Gardens never go out of fashion – they’re a hardy perennial trend! – and they also constitute a valuable asset. According to recent reports, around 70% of home buyers would pay more for a property with private outdoor space. In fact, a well-presented garden can add up to 20% to the value of your house. Among new-build buyers, a garden is the second most sought-after feature, topped only by private parking.

Unfortunately, not every garden is a lush oasis; many have been long-term neglected while others (especially those that come with new-build properties) never even got started. If your garden is an uninspiring space with nothing in it to tempt you to spend time outdoors, we’re here to give you some tips and ideas on how to make the most of it.

But before we get started, a word of caution. Garden design is a specialist job. The larger your outdoor space is and the more complex your requirements are, the more you will benefit from professional expertise. That said, just as you don’t always need an interior designer to help you make over a room, there’s plenty you can do in your garden without expert help.


1. Create a seating area

Every garden needs somewhere nice where you can sit and socialise al fresco. You can use timber decking or patio paving, low-maintenance composite or even simple gravel, to create a hard surface for your outdoor furniture.

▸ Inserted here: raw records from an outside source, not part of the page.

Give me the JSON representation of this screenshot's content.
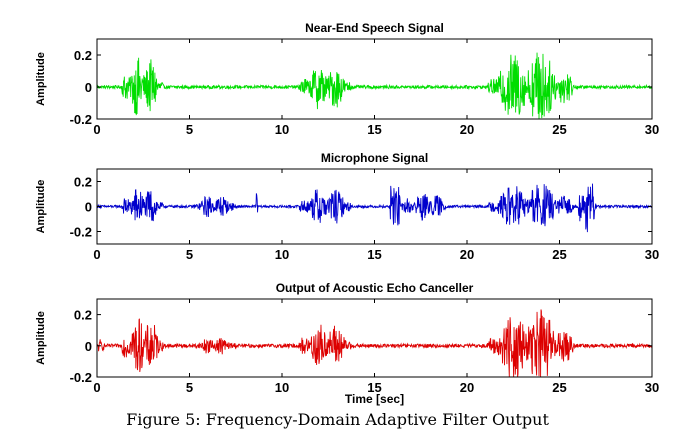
{
  "caption": "Figure 5: Frequency-Domain Adaptive Filter Output",
  "chart_data": [
    {
      "type": "line",
      "title": "Near-End Speech Signal",
      "ylabel": "Amplitude",
      "xlabel": "",
      "xlim": [
        0,
        30
      ],
      "ylim": [
        -0.2,
        0.3
      ],
      "xticks": [
        0,
        5,
        10,
        15,
        20,
        25,
        30
      ],
      "yticks": [
        -0.2,
        0,
        0.2
      ],
      "ytick_labels": [
        "-0.2",
        "0",
        "0.2"
      ],
      "color": "#00dd00",
      "grid": false,
      "bursts": [
        {
          "start": 1.3,
          "end": 3.6,
          "peak": 0.2
        },
        {
          "start": 10.9,
          "end": 13.8,
          "peak": 0.15
        },
        {
          "start": 21.1,
          "end": 25.8,
          "peak": 0.25
        }
      ],
      "noise_level": 0.01
    },
    {
      "type": "line",
      "title": "Microphone Signal",
      "ylabel": "Amplitude",
      "xlabel": "",
      "xlim": [
        0,
        30
      ],
      "ylim": [
        -0.3,
        0.3
      ],
      "xticks": [
        0,
        5,
        10,
        15,
        20,
        25,
        30
      ],
      "yticks": [
        -0.2,
        0,
        0.2
      ],
      "ytick_labels": [
        "-0.2",
        "0",
        "0.2"
      ],
      "color": "#0000cc",
      "grid": false,
      "bursts": [
        {
          "start": 1.3,
          "end": 3.6,
          "peak": 0.17
        },
        {
          "start": 5.2,
          "end": 7.6,
          "peak": 0.1
        },
        {
          "start": 8.6,
          "end": 8.7,
          "peak": 0.28
        },
        {
          "start": 10.9,
          "end": 13.8,
          "peak": 0.16
        },
        {
          "start": 15.8,
          "end": 16.4,
          "peak": 0.3
        },
        {
          "start": 16.4,
          "end": 19.0,
          "peak": 0.12
        },
        {
          "start": 21.1,
          "end": 25.8,
          "peak": 0.2
        },
        {
          "start": 26.0,
          "end": 27.0,
          "peak": 0.25
        }
      ],
      "noise_level": 0.01
    },
    {
      "type": "line",
      "title": "Output of Acoustic Echo Canceller",
      "ylabel": "Amplitude",
      "xlabel": "Time [sec]",
      "xlim": [
        0,
        30
      ],
      "ylim": [
        -0.2,
        0.3
      ],
      "xticks": [
        0,
        5,
        10,
        15,
        20,
        25,
        30
      ],
      "yticks": [
        -0.2,
        0,
        0.2
      ],
      "ytick_labels": [
        "-0.2",
        "0",
        "0.2"
      ],
      "color": "#dd0000",
      "grid": false,
      "bursts": [
        {
          "start": 0.0,
          "end": 0.4,
          "peak": 0.06
        },
        {
          "start": 1.3,
          "end": 3.6,
          "peak": 0.2
        },
        {
          "start": 5.2,
          "end": 7.6,
          "peak": 0.06
        },
        {
          "start": 10.9,
          "end": 13.8,
          "peak": 0.16
        },
        {
          "start": 21.1,
          "end": 25.8,
          "peak": 0.25
        }
      ],
      "noise_level": 0.012
    }
  ]
}
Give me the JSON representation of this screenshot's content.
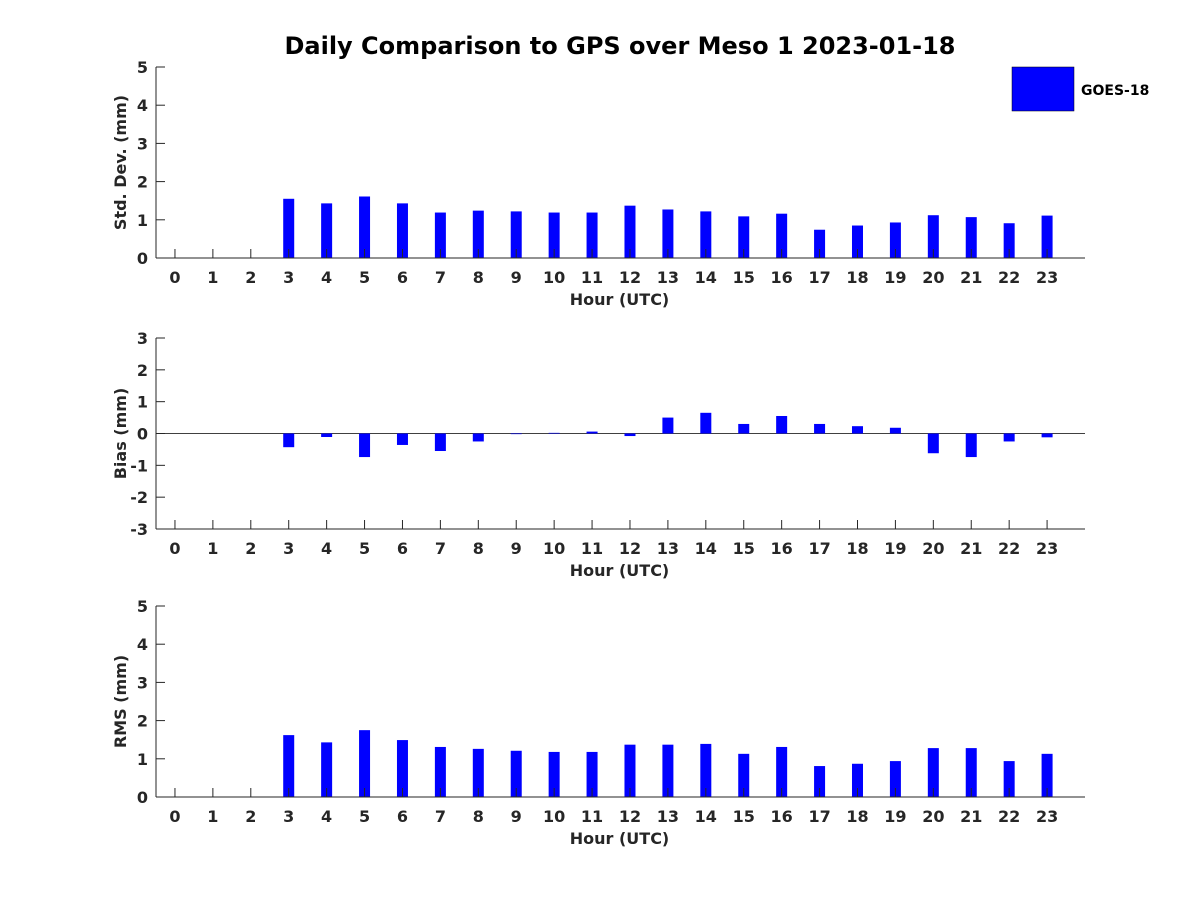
{
  "chart_data": {
    "type": "bar",
    "title": "Daily Comparison to GPS over Meso 1 2023-01-18",
    "legend": {
      "entries": [
        "GOES-18"
      ],
      "placement": "top-right"
    },
    "series_color": "#0000ff",
    "categories": [
      "0",
      "1",
      "2",
      "3",
      "4",
      "5",
      "6",
      "7",
      "8",
      "9",
      "10",
      "11",
      "12",
      "13",
      "14",
      "15",
      "16",
      "17",
      "18",
      "19",
      "20",
      "21",
      "22",
      "23"
    ],
    "panels": [
      {
        "ylabel": "Std. Dev. (mm)",
        "xlabel": "Hour (UTC)",
        "ylim": [
          0,
          5
        ],
        "yticks": [
          "0",
          "1",
          "2",
          "3",
          "4",
          "5"
        ],
        "series": [
          {
            "name": "GOES-18",
            "values": [
              null,
              null,
              null,
              1.55,
              1.43,
              1.61,
              1.43,
              1.19,
              1.24,
              1.22,
              1.19,
              1.19,
              1.37,
              1.27,
              1.22,
              1.09,
              1.16,
              0.74,
              0.85,
              0.93,
              1.12,
              1.07,
              0.91,
              1.11
            ]
          }
        ]
      },
      {
        "ylabel": "Bias (mm)",
        "xlabel": "Hour (UTC)",
        "ylim": [
          -3,
          3
        ],
        "yticks": [
          "-3",
          "-2",
          "-1",
          "0",
          "1",
          "2",
          "3"
        ],
        "series": [
          {
            "name": "GOES-18",
            "values": [
              null,
              null,
              null,
              -0.43,
              -0.11,
              -0.74,
              -0.36,
              -0.55,
              -0.25,
              -0.02,
              0.02,
              0.06,
              -0.08,
              0.5,
              0.65,
              0.3,
              0.55,
              0.3,
              0.23,
              0.18,
              -0.62,
              -0.74,
              -0.25,
              -0.12
            ]
          }
        ]
      },
      {
        "ylabel": "RMS (mm)",
        "xlabel": "Hour (UTC)",
        "ylim": [
          0,
          5
        ],
        "yticks": [
          "0",
          "1",
          "2",
          "3",
          "4",
          "5"
        ],
        "series": [
          {
            "name": "GOES-18",
            "values": [
              null,
              null,
              null,
              1.62,
              1.43,
              1.75,
              1.49,
              1.31,
              1.26,
              1.21,
              1.18,
              1.18,
              1.37,
              1.37,
              1.39,
              1.13,
              1.31,
              0.81,
              0.87,
              0.94,
              1.28,
              1.28,
              0.94,
              1.13
            ]
          }
        ]
      }
    ]
  }
}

Don’t be afraid to mix different materials for a more interesting look.

The size of your seating area should take into account the overall size of the garden, where the sun will shine at the times you want to sit on the patio, and the number of people you wish to entertain. A patio or terrace sited next to the house is the perfect way to connect the inside and outside, especially if there are French doors, sliding doors or bifold doors in place.

If the budget stretches, think about installing a modern pergola for year-round use. “Adding extra space at a fraction of the cost of an extension (and no planning permission needed) aluminium pergolas offer shade and shelter in all seasons helping you make the most of your garden,” explains one supplier.


2. Discover ‘garden rooms’

A garden that consists of one flat expanse can be too exposed and lacking in visual interest. This is often the case with new-build or neglected gardens. There’s just nothing there to draw the eye. Partitioning the space into different areas and giving each a distinct character is a tried and tested method to get around this problem.

Think about how you want to use your garden and take your cue from there. Do you have children who would love a play area? Could you section off an area for raised beds to grow your own vegetables? What about a herb garden? Would you like a lawn and, if so, could it have an interesting shape? Do you love to entertain or prefer quietly relaxing in your garden? How about a water feature, hot tub or even a pool?

Hedges, fences, walls and large plants can all be used to define the different areas. Make sure you connect the individual zones, perhaps with a meandering path that allows each part of the garden to be discovered in succession.

The best gardens are those that delight all the senses. In fact, why not include a dedicated sensory garden in one corner of the plot? “Spending time in a sensory garden can help enhance your sense of wellbeing, reduce stress and calm your mind,” says a spokesperson from Kew Gardens.


3. Introduce a water element

The sight and sound of water add a sense of tranquillity and a magical element to any garden. Not only can a water feature provide a striking focal point for your garden design, the presence of a bubbling pebble pool, a trickling artificial stream or even just a sunken bowl creates a calming, relaxing ambiance that’s beneficial to mental health.

What’s more, water attracts wildlife including birds and minibeasts such as frogs and toads, newts, insects, dragonflies and more.

There are so many different ways that you can incorporate water into your garden design, ranging from simple wall-mounted water features to wildlife ponds, fountains and large fish ponds. “Even a small birdbath can look beautiful and will create a focal point in the garden. Situate it where you can see it from the windows, and watching the birds coming and going will provide endless pleasure,” says one garden designer.

If you are planning a proper pond, you’ll need to dig out an area for it and insert a pond liner. You’ll also need an electricity source for a pump and lighting. It’s a good idea to plan in a pond or water feature early on in the design process.


4. Add instant impact

If you’re looking for a quick fix to take your garden from drab to fab, exterior paint is your friend. Transform boring garden fences and sheds by painting them in a dark neutral colour such as charcoal grey, olive green or even black. Darker colours help define the boundaries of your garden, and they also make the green of the foliage pop against them.

As for plants, start with the biggest you can afford – architectural plants make an instant impact. Choose a cordyline or Dicksonian tree fern for a tropical planting scheme. Alternatively, opt for fast-growing flowering plants such as buddleia (butterfly bush) and lavatera (mallows). Not only do they thrive in any soil conditions, they’re also great for attracting bees, butterflies and other pollinators.

For smaller gardens and patios, you can also achieve quick results with tubs and containers. Invest in some nice planters, pots or hanging baskets and fill with your favourite flowers, shrubs or even trees.

Finally, take the eye up by adding height to your garden with arches, arbours and gazebos. “These upright structures will add a strong formal backbone, direct foot traffic and work as punctuation points to disrupt a boringly even landscape,” explains one gardening expert.